What are you reading?

A weekly look over the shoulders of our scholar-reviewers

July 26, 2012

Laurence Coupe, senior lecturer in English, Manchester Metropolitan University, is rereading David Blakesley's The Elements of Dramatism (Longman, 2002). "Kenneth Burke is the only literary theorist I've read who has transformed my way of looking at the world. His central theory of 'dramatism', which treats language as 'symbolic action' and literature as 'equipment for living', is presented here in clear prose with a range of thought-provoking examples. I return to Blakesley's book regularly: it is the most accessible exposition of (Kenneth) Burke's 'comic corrective' to human folly I know."

Caron Eastgate Dann, lecturer in the School of English, Communications and Performance Studies, Monash University, Melbourne, is reading Jennifer Vanderbes' Easter Island (Abacus, 2004). "It's been sitting in my 'to read' bookcase for eight years, so I'm so glad to finally read it. The novel is set in both the present and the early 20th century. It has three plots centred on the mysterious South Pacific island and the researchers, naval forces and locals associated with it. There are also forbidden affairs, academic plagiarism and mental illness."

Francesca Ivaldi, careers adviser, Plymouth University, is reading Hilary Mantel's Bring up the Bodies (Fourth Estate, 2012). "The machinations of the Tudor court are brought vividly to life through the eyes of Thomas Cromwell. Mantel conjures real tension as the capricious king turns his attentions towards Jane Seymour and Anne Boleyn's detractors plot her downfall. Mindful of his own precarious position, Cromwell orchestrates the expedient removal of Boleyn in this unique take on an oft-told story. Gripping."

Willy Maley, professor of Renaissance studies, University of Glasgow, is reading George Moore's Albert Nobbs: A Novella (Penguin, 2011; first published in 1918). "Reissued to coincide with the new film version with a foreword by Glenn Close, Moore's classic tale of desire, disguise and discovery set in a Dublin hotel is one of the most subtle explorations of identity - sexual, social, national - that modern Irish literature has produced, achingly moving in its depiction of secrets, lies and longings.

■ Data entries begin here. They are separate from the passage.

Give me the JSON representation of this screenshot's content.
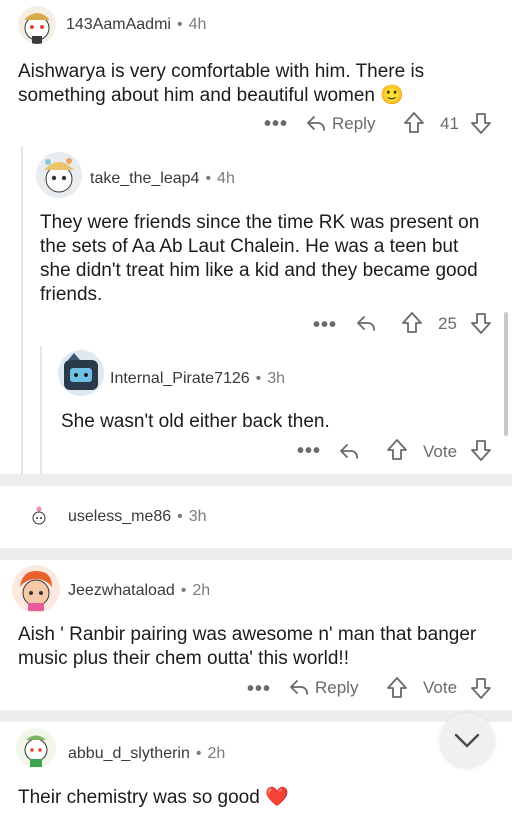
{
  "comments": [
    {
      "username": "143AamAadmi",
      "age": "4h",
      "text": "Aishwarya is very comfortable with him. There is something about him and beautiful women",
      "emoji": "🙂",
      "reply_label": "Reply",
      "votes": "41"
    },
    {
      "username": "take_the_leap4",
      "age": "4h",
      "text": "They were friends since the time RK was present on the sets of Aa Ab Laut Chalein. He was a teen but she didn't treat him like a kid and they became good friends.",
      "votes": "25"
    },
    {
      "username": "Internal_Pirate7126",
      "age": "3h",
      "text": "She wasn't old either back then.",
      "votes": "Vote"
    },
    {
      "username": "useless_me86",
      "age": "3h"
    },
    {
      "username": "Jeezwhataload",
      "age": "2h",
      "text": "Aish ' Ranbir pairing was awesome n' man that banger music plus their chem outta' this world!!",
      "reply_label": "Reply",
      "votes": "Vote"
    },
    {
      "username": "abbu_d_slytherin",
      "age": "2h",
      "text": "Their chemistry was so good",
      "emoji": "❤️"
    }
  ],
  "more_label": "•••",
  "separator_dot": "•",
  "colors": {
    "separator": "#ededed",
    "thread_line": "#e6e6e6",
    "meta": "#7c7c7c"
  },
  "icons": [
    "reply-arrow-icon",
    "upvote-icon",
    "downvote-icon",
    "more-icon",
    "chevron-down-icon",
    "avatar"
  ]
}
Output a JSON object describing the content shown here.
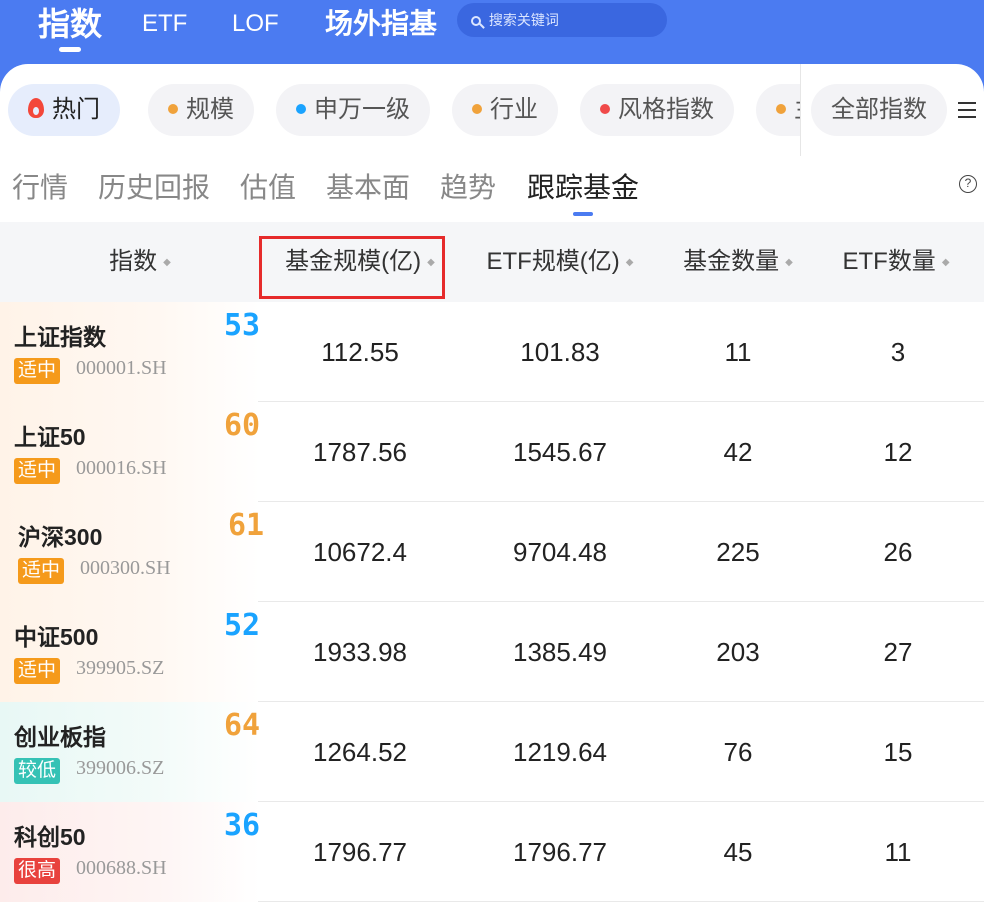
{
  "top_tabs": [
    {
      "label": "指数",
      "active": true
    },
    {
      "label": "ETF",
      "active": false
    },
    {
      "label": "LOF",
      "active": false
    },
    {
      "label": "场外指基",
      "active": false
    }
  ],
  "search": {
    "placeholder": "搜索关键词"
  },
  "chips": [
    {
      "label": "热门",
      "icon": "flame-icon",
      "dot_color": "#f3473a",
      "active": true
    },
    {
      "label": "规模",
      "dot_color": "#f0a23b"
    },
    {
      "label": "申万一级",
      "dot_color": "#1aa3ff"
    },
    {
      "label": "行业",
      "dot_color": "#f0a23b"
    },
    {
      "label": "风格指数",
      "dot_color": "#f04a4a"
    },
    {
      "label": "主",
      "dot_color": "#f0a23b"
    }
  ],
  "all_index_label": "全部指数",
  "sub_tabs": [
    {
      "label": "行情"
    },
    {
      "label": "历史回报"
    },
    {
      "label": "估值"
    },
    {
      "label": "基本面"
    },
    {
      "label": "趋势"
    },
    {
      "label": "跟踪基金",
      "active": true
    }
  ],
  "help_label": "?",
  "table": {
    "headers": [
      "指数",
      "基金规模(亿)",
      "ETF规模(亿)",
      "基金数量",
      "ETF数量"
    ],
    "sort_glyph": "◆",
    "rows": [
      {
        "name": "上证指数",
        "score": "53",
        "score_color": "#1aa3ff",
        "badge": "适中",
        "badge_color": "#f59a1b",
        "code": "000001.SH",
        "fund_size": "112.55",
        "etf_size": "101.83",
        "fund_count": "11",
        "etf_count": "3"
      },
      {
        "name": "上证50",
        "score": "60",
        "score_color": "#f0a23b",
        "badge": "适中",
        "badge_color": "#f59a1b",
        "code": "000016.SH",
        "fund_size": "1787.56",
        "etf_size": "1545.67",
        "fund_count": "42",
        "etf_count": "12"
      },
      {
        "name": "沪深300",
        "score": "61",
        "score_color": "#f0a23b",
        "badge": "适中",
        "badge_color": "#f59a1b",
        "code": "000300.SH",
        "fund_size": "10672.4",
        "etf_size": "9704.48",
        "fund_count": "225",
        "etf_count": "26"
      },
      {
        "name": "中证500",
        "score": "52",
        "score_color": "#1aa3ff",
        "badge": "适中",
        "badge_color": "#f59a1b",
        "code": "399905.SZ",
        "fund_size": "1933.98",
        "etf_size": "1385.49",
        "fund_count": "203",
        "etf_count": "27"
      },
      {
        "name": "创业板指",
        "score": "64",
        "score_color": "#f0a23b",
        "badge": "较低",
        "badge_color": "#35c2b5",
        "code": "399006.SZ",
        "fund_size": "1264.52",
        "etf_size": "1219.64",
        "fund_count": "76",
        "etf_count": "15"
      },
      {
        "name": "科创50",
        "score": "36",
        "score_color": "#1aa3ff",
        "badge": "很高",
        "badge_color": "#e8423d",
        "code": "000688.SH",
        "fund_size": "1796.77",
        "etf_size": "1796.77",
        "fund_count": "45",
        "etf_count": "11"
      }
    ]
  }
}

Albert, a woman in a waiter's outfit waiting for love to be served, is the perfect vision of intimacy and in-betweenness."

Peter J. Smith, reader in Renaissance literature, Nottingham Trent University, has just finished Michael Frayn's My Father's Fortune (Henry Holt, 2010). "Frayn's account of his father's life and his own childhood takes us back to a world where family bonds and traumas remained unarticulated. After his mother drops dead in the living room, she is never spoken of again. His asbestos-salesman father is practical and Frayn's poetic aspirations are met with amused scepticism. Moving but never maudlin, his account of his father's illness and death is a triumph of life-writing."